Friday, August 08, 2008

For You Conspiracy-Mongers

The latest death toll figures from Hurricane Katrina can be seen on this website here. The famous Russian neo-Nazi video is on this blog here.

Updated August 23:

I don't really believe that this is what happened, but Professor Francis A. Boyle, whom I am acquainted with, tosses out some conspiracy theory here regarding the Anthrax attacks and 9-11. First of all, he claims that the Patriot Act was already written and sitting on John Ashcroft's desk on September 10, the day before the anthrax attacks. That's pretty weird right there.

Boyle is convinced that elements of the US government - he lists Bush, Rice, George Tenet and John Ashcroft - either participated in the 9-11 attacks or at the very least allowed them to go forward. He says that before the attacks occurred, the US military had forces positioned all around Afghanistan and Iraq (the decision of which one to attack would be made by the Administration).

He also lays out a conspiracy theory about the anthrax attacks, claiming that an FBI agent, Spike Bowman, may have been responsible for the destruction of the Ames cultural Anthrax Database in Ames, Iowa, which caused the destruction of evidence necessary to figure out which strain the anthrax came from. Since the FBI seems to know which strain it came from anyway, Boyle's claim seems odd.

This same Bowman later was supposedly responsible for thwarting a FISA warrant for searching Zacarious Moussaoui's computer, which had information on it that possibly could have helped stop the 9-11 attacks. After these two strange and seemingly evidence-tampering actions, Agent Bowman was given a promotion.

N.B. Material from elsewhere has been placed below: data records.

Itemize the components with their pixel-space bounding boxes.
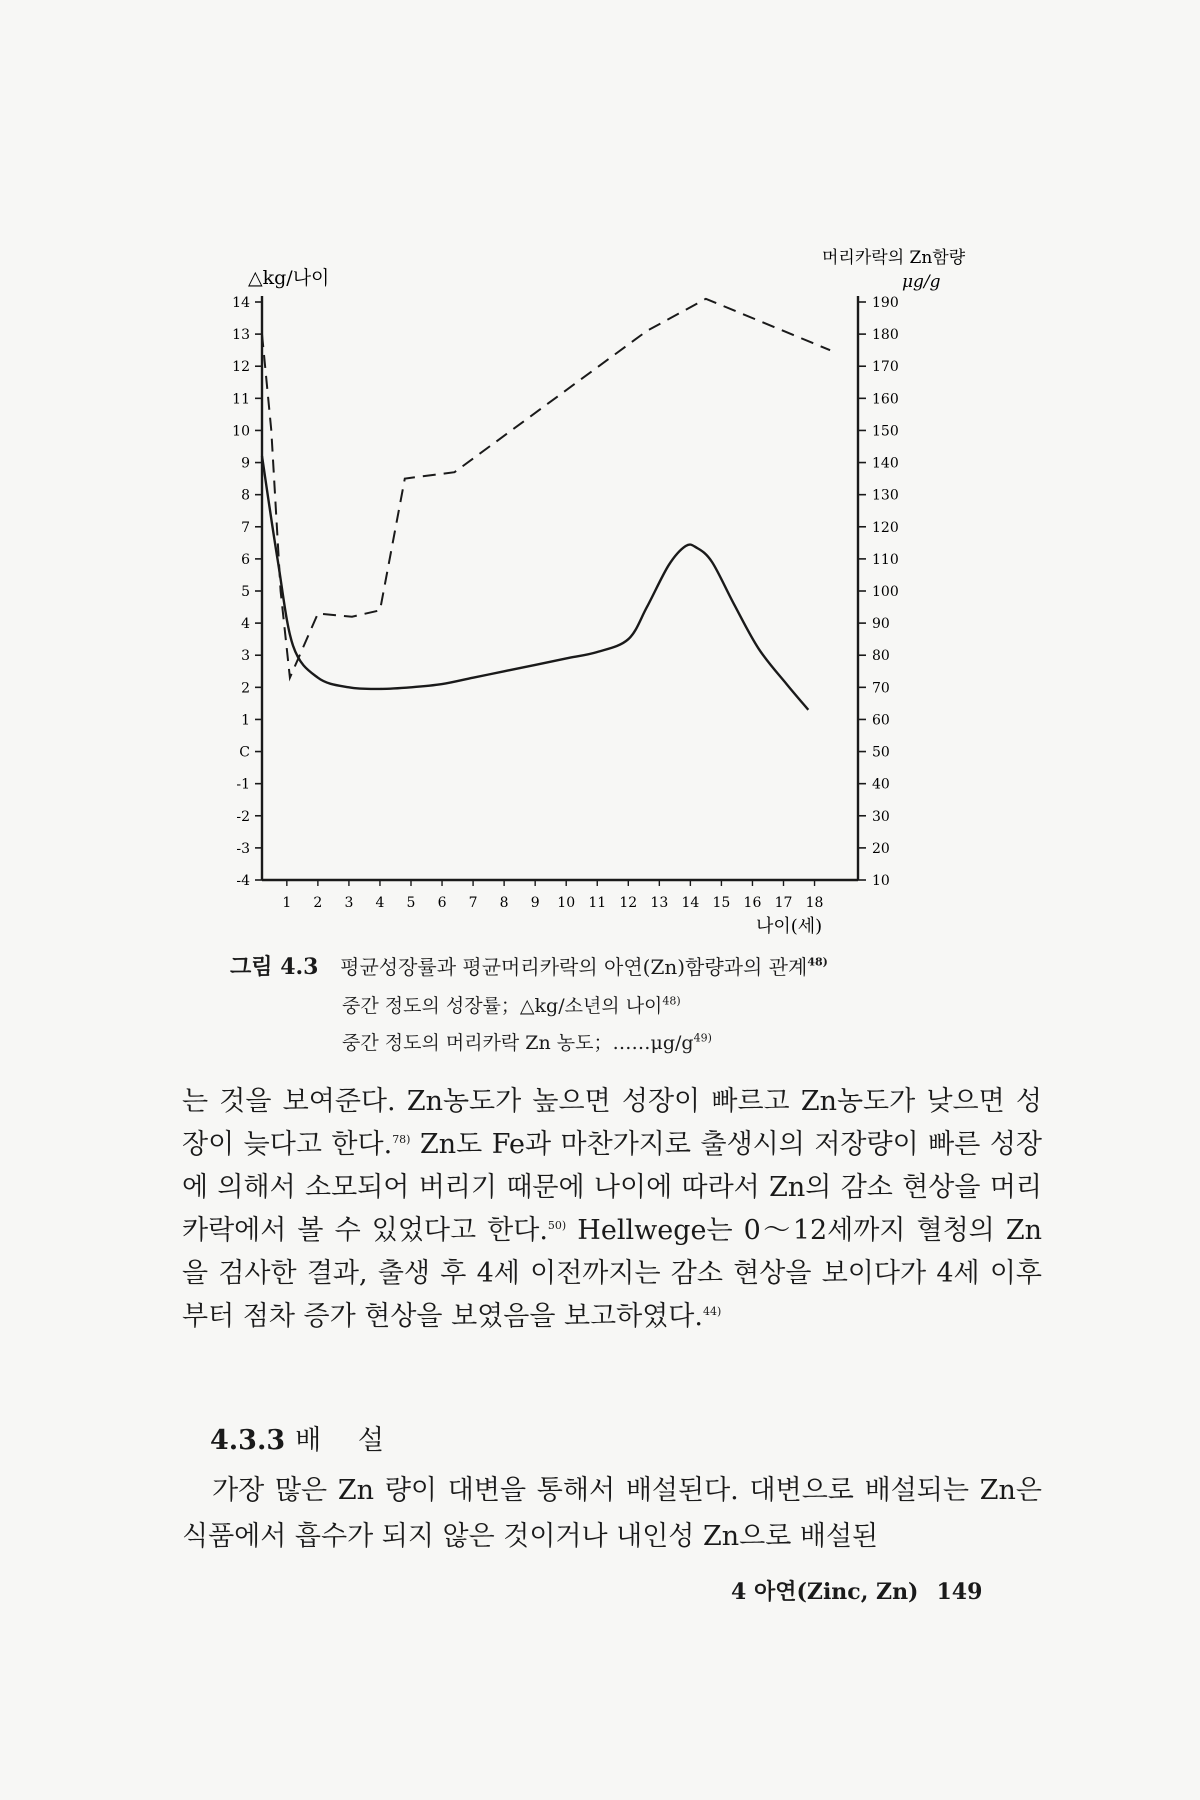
- caption-line-1-text: 중간 정도의 성장률；△kg/소년의 나이: [342, 995, 663, 1017]
- caption-line-1: [342, 991, 1130, 1018]
- x-tick-label: 10: [557, 895, 576, 911]
- x-tick-label: 2: [313, 895, 323, 911]
- x-tick-label: 12: [619, 895, 638, 911]
- left-tick-label: 4: [241, 616, 250, 633]
- section-heading: [210, 1418, 398, 1457]
- right-tick-label: 110: [872, 551, 899, 568]
- footer-chapter: 4 아연(Zinc, Zn): [731, 1579, 919, 1605]
- caption-line-1-ref: 48): [662, 994, 681, 1008]
- right-tick-label: 140: [872, 455, 899, 472]
- left-tick-label: 7: [241, 519, 250, 536]
- caption-label: 그림: [230, 954, 273, 980]
- x-tick-label: 1: [282, 895, 292, 911]
- caption-number: 4.3: [280, 954, 319, 980]
- paragraph-1-part-a: 는 것을 보여준다. Zn농도가 높으면 성장이 빠르고 Zn농도가 낮으면 성장이 늦다고 한다.: [182, 1086, 1042, 1160]
- left-tick-label: 2: [241, 680, 250, 697]
- section-paragraph: [182, 1468, 1042, 1560]
- x-tick-label: 15: [712, 895, 731, 911]
- left-tick-label: C: [239, 744, 250, 761]
- left-tick-label: -3: [236, 840, 250, 857]
- left-tick-label: -1: [236, 776, 250, 793]
- x-tick-label: 5: [406, 895, 416, 911]
- right-tick-label: 160: [872, 391, 899, 408]
- caption-line-2-text: 중간 정도의 머리카락 Zn 농도；……μg/g: [342, 1032, 694, 1054]
- right-tick-label: 30: [872, 808, 890, 825]
- paragraph-1-part-c: Hellwege는 0～12세까지 혈청의 Zn을 검사한 결과, 출생 후 4세 이전까지는 감소 현상을 보이다가 4세 이후부터 점차 증가 현상을 보였음을 보고하였다.: [182, 1215, 1042, 1332]
- citation-50: 50): [547, 1219, 567, 1232]
- x-tick-label: 18: [805, 895, 824, 911]
- left-tick-label: -4: [236, 873, 250, 889]
- growth-rate-solid-line: [262, 456, 808, 710]
- page-number: 149: [936, 1579, 983, 1605]
- caption-title: 평균성장률과 평균머리카락의 아연(Zn)함량과의 관계: [340, 955, 808, 979]
- left-tick-label: 13: [232, 327, 250, 344]
- x-tick-label: 4: [375, 895, 385, 911]
- x-tick-label: 13: [650, 895, 669, 911]
- right-axis-unit: μg/g: [902, 272, 941, 292]
- left-tick-label: 12: [232, 359, 250, 376]
- x-tick-label: 3: [344, 895, 354, 911]
- right-tick-label: 10: [872, 873, 890, 889]
- section-paragraph-text: 가장 많은 Zn 량이 대변을 통해서 배설된다. 대변으로 배설되는 Zn은 식품에서 흡수가 되지 않은 것이거나 내인성 Zn으로 배설된: [182, 1475, 1042, 1552]
- left-tick-label: 14: [232, 295, 250, 311]
- right-tick-label: 50: [872, 744, 890, 761]
- citation-44: 44): [702, 1305, 722, 1318]
- right-tick-label: 190: [872, 295, 899, 311]
- x-tick-label: 7: [468, 895, 478, 911]
- right-tick-label: 120: [872, 519, 899, 536]
- left-tick-label: 1: [241, 712, 250, 729]
- x-tick-label: 8: [499, 895, 509, 911]
- right-axis-title: 머리카락의 Zn함량: [822, 248, 966, 268]
- x-tick-label: 6: [437, 895, 447, 911]
- left-tick-label: 3: [241, 648, 250, 665]
- x-axis-label: 나이(세): [756, 916, 823, 937]
- paragraph-1: [182, 1080, 1042, 1338]
- x-tick-label: 9: [530, 895, 540, 911]
- left-tick-label: 5: [241, 584, 250, 600]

Leahy and Daschle were reportedly targeted due to their opposition to the Patriot Act - they were holding up the passage of the Act, then they got hit by Anthrax, Capital Hill was shut down, and all opposition to the bill vanished in the wave of hysteria that followed. Indeed, the FBI is now claiming that Bruce Ivins, the man they are fingering as the author of the attacks, mailed the letters to the two Democrats in order to shove the Patriot Act through.

Boyle points out correctly that under the Patriot Act, the government can call you a terrorist, throw you into Guantanamo, and never let you out.

There are problems with Boyle's theory. If the government itself did the attacks, how did they manage to keep the FBI away from the state authors of the attack?

He also notes that there seems to be an effort (exemplified by John Yu of Stanford Law) underway to seed neoconservative sympathizers of an authoritarian state into the nation's law schools to subvert long-established US law.

The Nazis did something similar in Germany, led by attorney Carl Schmidt, who was the mentor to and hero of Leo Strauss, icon of the neoconservatives. Incidentally, Strauss, a German Jew, supported the Nazi Party, but opposed their anti-Semitism. He wanted to strip the anti-Semitism from the Nazis, but he did support fascism in general. So the icon of the neoconservatives was long a covert supporter of fascism.

It was only after the Nazis turned on the Jews bigtime in 1933 that Strauss turned on the party and left Germany for America. There were many other German Jews like Strauss, who supported Nazi fascism but were uncomfortable with the anti-Semitism, and who only turned their backs on the party when the party went after the Jews in 1933.

Israeli scholar of fascism Zeev Sternhill notes that Italian Jews were some of the most prominent supporters of both Mussolini's fascist party and the Italian Communist Party, for what it's worth.

Boyle notes at the end that an FBI agent interrogated him in 2004 and tried to get him to spy for them on his Arab and Muslim clients who he was representing as an attorney. Boyle refused and was then placed on a no-fly list, and has since found it very hard to leave the country.